Bischof Williamson zu Geldstrafe verurteilt
Regensburg (kathnews). Das Landgericht Regensburg hat Bischof Richard Williamson in Abwesenheit zu einer Geldstrafe in Höhe von 6.500 Euro wegen Volksverhetzung verurteilt. In erster Instanz war der Weihbischof zu einer Strafe in Höhe von 10.000 Euro verurteilt worden. Weil seine Anwälte aber darlegen konnten, dass ihr Mandant über keinerlei Einkünfte verfüge, außer einem Taschengeld, das er von der Bruderschaft erhalte, wurde das Urteil in zweiter Instanz gemildert. Seine Verteidiger kündigten unterdessen an, dass sie Revision gegen das Urteil des Landgerichtes einlegen werden, heißt es in verschiedenen Medienberichten.
Williamson stand in Regensburg vor Gericht, weil er im deutschen Priesterseminar der Priesterbruderschaft Sankt Pius X. in einem Fernsehinterview bestritten hatte, dass Juden durch die Nationalsozialisten in Gaskammern systematisch ermordet wurden. Das Priesterseminar liegt in der Nähe der bayerischen Stadt Regensburg, weshalb die dortige Staatsanwaltschaft Anklage gegen den Bischof erhoben hat.
Der deutsche Distrikt der Piusbruderschaft distanzierte sich unmittelbar nach der Ausstrahlung des Interviews im Januar 2009 von den Aussagen des Bischofs: „Die Verharmlosung der Judenmorde des NS-Regimes und dessen Gräueltaten sind für uns inakzeptabel.

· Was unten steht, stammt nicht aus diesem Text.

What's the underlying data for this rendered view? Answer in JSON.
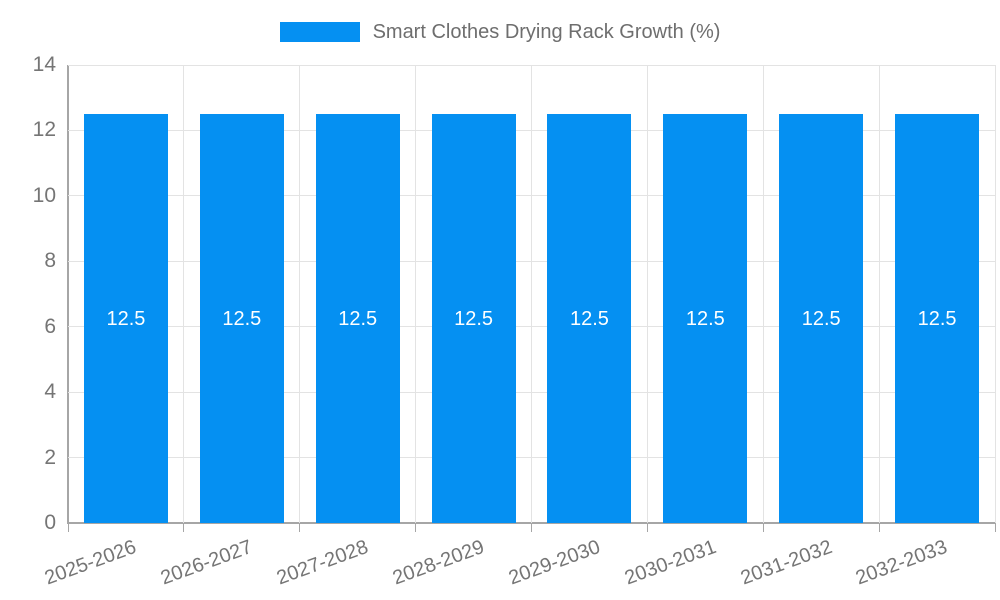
{
  "chart_data": {
    "type": "bar",
    "title": "Smart Clothes Drying Rack Growth (%)",
    "categories": [
      "2025-2026",
      "2026-2027",
      "2027-2028",
      "2028-2029",
      "2029-2030",
      "2030-2031",
      "2031-2032",
      "2032-2033"
    ],
    "values": [
      12.5,
      12.5,
      12.5,
      12.5,
      12.5,
      12.5,
      12.5,
      12.5
    ],
    "value_labels": [
      "12.5",
      "12.5",
      "12.5",
      "12.5",
      "12.5",
      "12.5",
      "12.5",
      "12.5"
    ],
    "xlabel": "",
    "ylabel": "",
    "ylim": [
      0,
      14
    ],
    "yticks": [
      0,
      2,
      4,
      6,
      8,
      10,
      12,
      14
    ],
    "grid": true,
    "legend_position": "top"
  },
  "legend": {
    "label": "Smart Clothes Drying Rack Growth (%)"
  },
  "colors": {
    "bar": "#0590F2",
    "grid": "#e3e3e3",
    "axis": "#a6a6a6",
    "tick_label": "#757575",
    "legend_label": "#6e6e6e",
    "value_label": "#ffffff",
    "background": "#ffffff"
  }
}
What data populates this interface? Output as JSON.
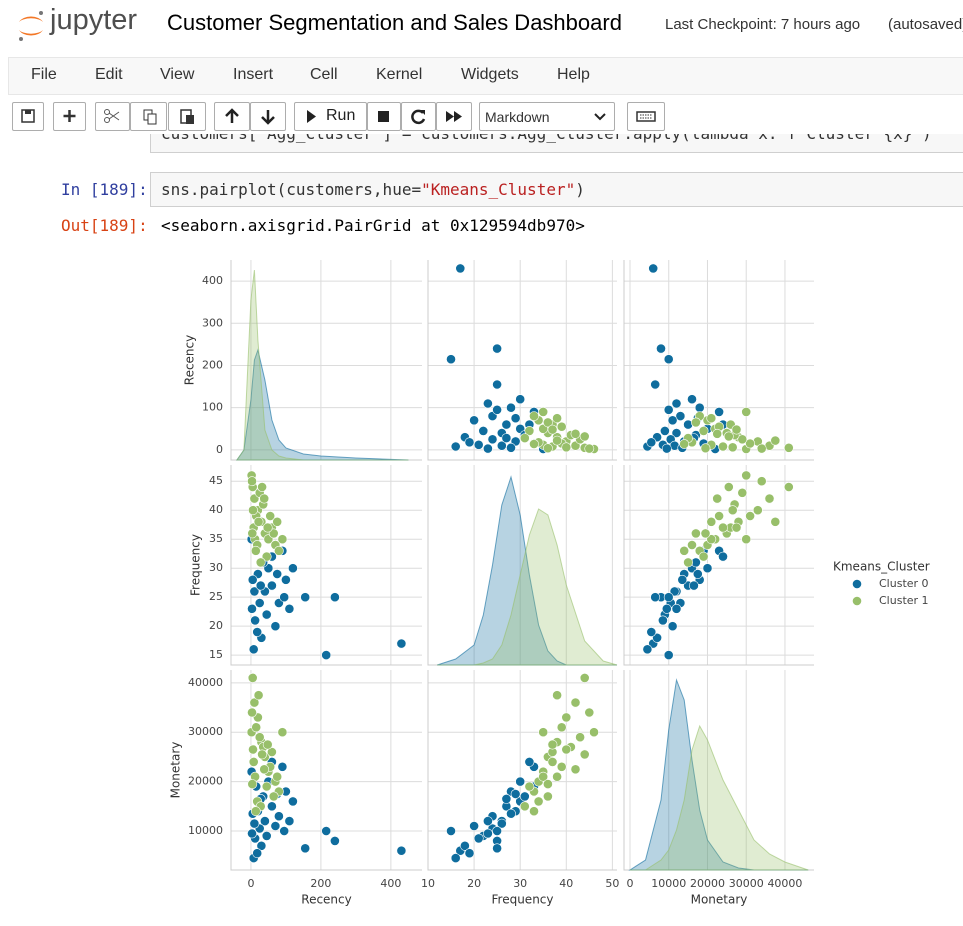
{
  "header": {
    "logo": "jupyter",
    "title": "Customer Segmentation and Sales Dashboard",
    "checkpoint": "Last Checkpoint: 7 hours ago",
    "autosave": "(autosaved)"
  },
  "menu": [
    "File",
    "Edit",
    "View",
    "Insert",
    "Cell",
    "Kernel",
    "Widgets",
    "Help"
  ],
  "toolbar": {
    "run": "Run",
    "cell_type": "Markdown"
  },
  "cells": {
    "hidden_code": "customers[\"Agg_Cluster\"] = customers.Agg_Cluster.apply(lambda x: f\"Cluster {x}\")",
    "in_prompt": "In [189]:",
    "code": [
      "sns.pairplot(customers,hue=",
      "\"Kmeans_Cluster\"",
      ")"
    ],
    "out_prompt": "Out[189]:",
    "output": "<seaborn.axisgrid.PairGrid at 0x129594db970>"
  },
  "chart_data": {
    "type": "pairplot",
    "legend_title": "Kmeans_Cluster",
    "grid": true,
    "diag_ylim": [
      0,
      1
    ],
    "variables": [
      {
        "name": "Recency",
        "xlim": [
          -57,
          489
        ],
        "ylim": [
          -24,
          450
        ],
        "xticks": [
          0,
          200,
          400
        ],
        "yticks": [
          0,
          100,
          200,
          300,
          400
        ]
      },
      {
        "name": "Frequency",
        "xlim": [
          10,
          51
        ],
        "ylim": [
          13.3,
          47.8
        ],
        "xticks": [
          10,
          20,
          30,
          40,
          50
        ],
        "yticks": [
          15,
          20,
          25,
          30,
          35,
          40,
          45
        ]
      },
      {
        "name": "Monetary",
        "xlim": [
          -1550,
          47500
        ],
        "ylim": [
          2100,
          42600
        ],
        "xticks": [
          0,
          10000,
          20000,
          30000,
          40000
        ],
        "yticks": [
          10000,
          20000,
          30000,
          40000
        ]
      }
    ],
    "series": [
      {
        "name": "Cluster 0",
        "color": "#0f6d9e",
        "data": [
          [
            430,
            215,
            240,
            155,
            120,
            100,
            90,
            80,
            70,
            60,
            50,
            45,
            40,
            35,
            30,
            25,
            20,
            15,
            12,
            10,
            8,
            5,
            3,
            2,
            60,
            110,
            75,
            18,
            28,
            95
          ],
          [
            17,
            15,
            25,
            25,
            30,
            28,
            33,
            24,
            20,
            27,
            30,
            22,
            26,
            31,
            18,
            24,
            29,
            33,
            21,
            26,
            16,
            28,
            23,
            35,
            32,
            23,
            29,
            19,
            27,
            25
          ],
          [
            6000,
            10000,
            8000,
            6500,
            16000,
            18000,
            23000,
            13000,
            11000,
            15000,
            20000,
            9000,
            12000,
            17000,
            7000,
            10500,
            14000,
            19000,
            8500,
            11500,
            4500,
            13500,
            9500,
            22000,
            24000,
            12000,
            17500,
            5500,
            16500,
            10000
          ]
        ],
        "kde": [
          {
            "x": [
              -40,
              -20,
              0,
              10,
              20,
              40,
              60,
              80,
              100,
              150,
              200,
              300,
              450
            ],
            "density": [
              0,
              0.05,
              0.3,
              0.5,
              0.55,
              0.4,
              0.2,
              0.1,
              0.06,
              0.03,
              0.02,
              0.01,
              0
            ]
          },
          {
            "x": [
              12,
              16,
              20,
              22,
              24,
              26,
              28,
              30,
              32,
              34,
              36,
              38,
              40,
              44,
              48,
              51
            ],
            "density": [
              0,
              0.03,
              0.1,
              0.25,
              0.5,
              0.8,
              0.94,
              0.75,
              0.45,
              0.2,
              0.07,
              0.02,
              0,
              0,
              0,
              0
            ]
          },
          {
            "x": [
              0,
              4000,
              8000,
              10000,
              12000,
              14000,
              16000,
              18000,
              20000,
              24000,
              28000,
              32000,
              36000,
              40000,
              46000
            ],
            "density": [
              0,
              0.05,
              0.35,
              0.7,
              0.95,
              0.85,
              0.55,
              0.3,
              0.15,
              0.04,
              0.01,
              0,
              0,
              0,
              0
            ]
          }
        ]
      },
      {
        "name": "Cluster 1",
        "color": "#98bf6a",
        "data": [
          [
            5,
            2,
            10,
            20,
            30,
            40,
            50,
            60,
            70,
            80,
            15,
            25,
            35,
            8,
            12,
            45,
            55,
            65,
            3,
            18,
            22,
            28,
            6,
            90,
            38,
            14,
            48,
            4,
            32,
            75
          ],
          [
            44,
            46,
            42,
            40,
            38,
            36,
            35,
            37,
            34,
            33,
            39,
            43,
            41,
            37,
            35,
            32,
            39,
            36,
            45,
            34,
            38,
            31,
            40,
            35,
            42,
            33,
            37,
            36,
            44,
            38
          ],
          [
            41000,
            30000,
            36000,
            33000,
            28000,
            25000,
            22000,
            26000,
            20000,
            18000,
            31000,
            29000,
            27000,
            24000,
            21000,
            19000,
            23000,
            17000,
            34000,
            16000,
            37500,
            15000,
            26500,
            30000,
            22500,
            14000,
            27500,
            19500,
            25500,
            21000
          ]
        ],
        "kde": [
          {
            "x": [
              -40,
              -20,
              0,
              10,
              20,
              40,
              60,
              80,
              100,
              150,
              200,
              300,
              450
            ],
            "density": [
              0,
              0.05,
              0.8,
              0.95,
              0.6,
              0.15,
              0.05,
              0.02,
              0.01,
              0,
              0,
              0,
              0
            ]
          },
          {
            "x": [
              12,
              16,
              20,
              22,
              24,
              26,
              28,
              30,
              32,
              34,
              36,
              38,
              40,
              44,
              48,
              51
            ],
            "density": [
              0,
              0,
              0,
              0.01,
              0.03,
              0.1,
              0.25,
              0.45,
              0.65,
              0.78,
              0.75,
              0.6,
              0.4,
              0.12,
              0.02,
              0
            ]
          },
          {
            "x": [
              0,
              4000,
              8000,
              10000,
              12000,
              14000,
              16000,
              18000,
              20000,
              24000,
              28000,
              32000,
              36000,
              40000,
              46000
            ],
            "density": [
              0,
              0,
              0.05,
              0.1,
              0.2,
              0.35,
              0.6,
              0.72,
              0.65,
              0.45,
              0.3,
              0.15,
              0.08,
              0.04,
              0
            ]
          }
        ]
      }
    ]
  }
}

Die Verfolgung und Ermordung von zahllosen Juden im Dritten Reich berührt uns äußerst schmerzlich, verletzt sie doch zutiefst das christliche Gebot der Nächstenliebe, die keine ethnischen Unterschiede kennt.“, hieß es in einer Stellungnahme aus dem Jahr 2009.
Auch jetzt distanziert man sich bei der Piusbruderschaft von den Aussagen des Weihbischofs, betont aber, dass man Zweifel an dem Verfahren habe: „Wir billigen in keiner Weise die Aussagen von Bischof Williamson. Aber noch leben wir in einem Rechtsstaat: Es bestehen rechtlich Zweifel, ob eine Äußerung, die ausdrücklich nicht für die deutsche Öffentlichkeit bestimmt war, nach deutschem Recht bestraft werden kann. Aus diesem Grund legt Bischof Williamson gegen das Urteil Berufung ein.“, heißt es in einer Stellungnahme von Pater Franz Schmidberger, dem Oberen der Priesterbruderschaft St. Pius X. in Deutschland, die auf der Internetseite der Bruderschaft veröffentlicht wurde.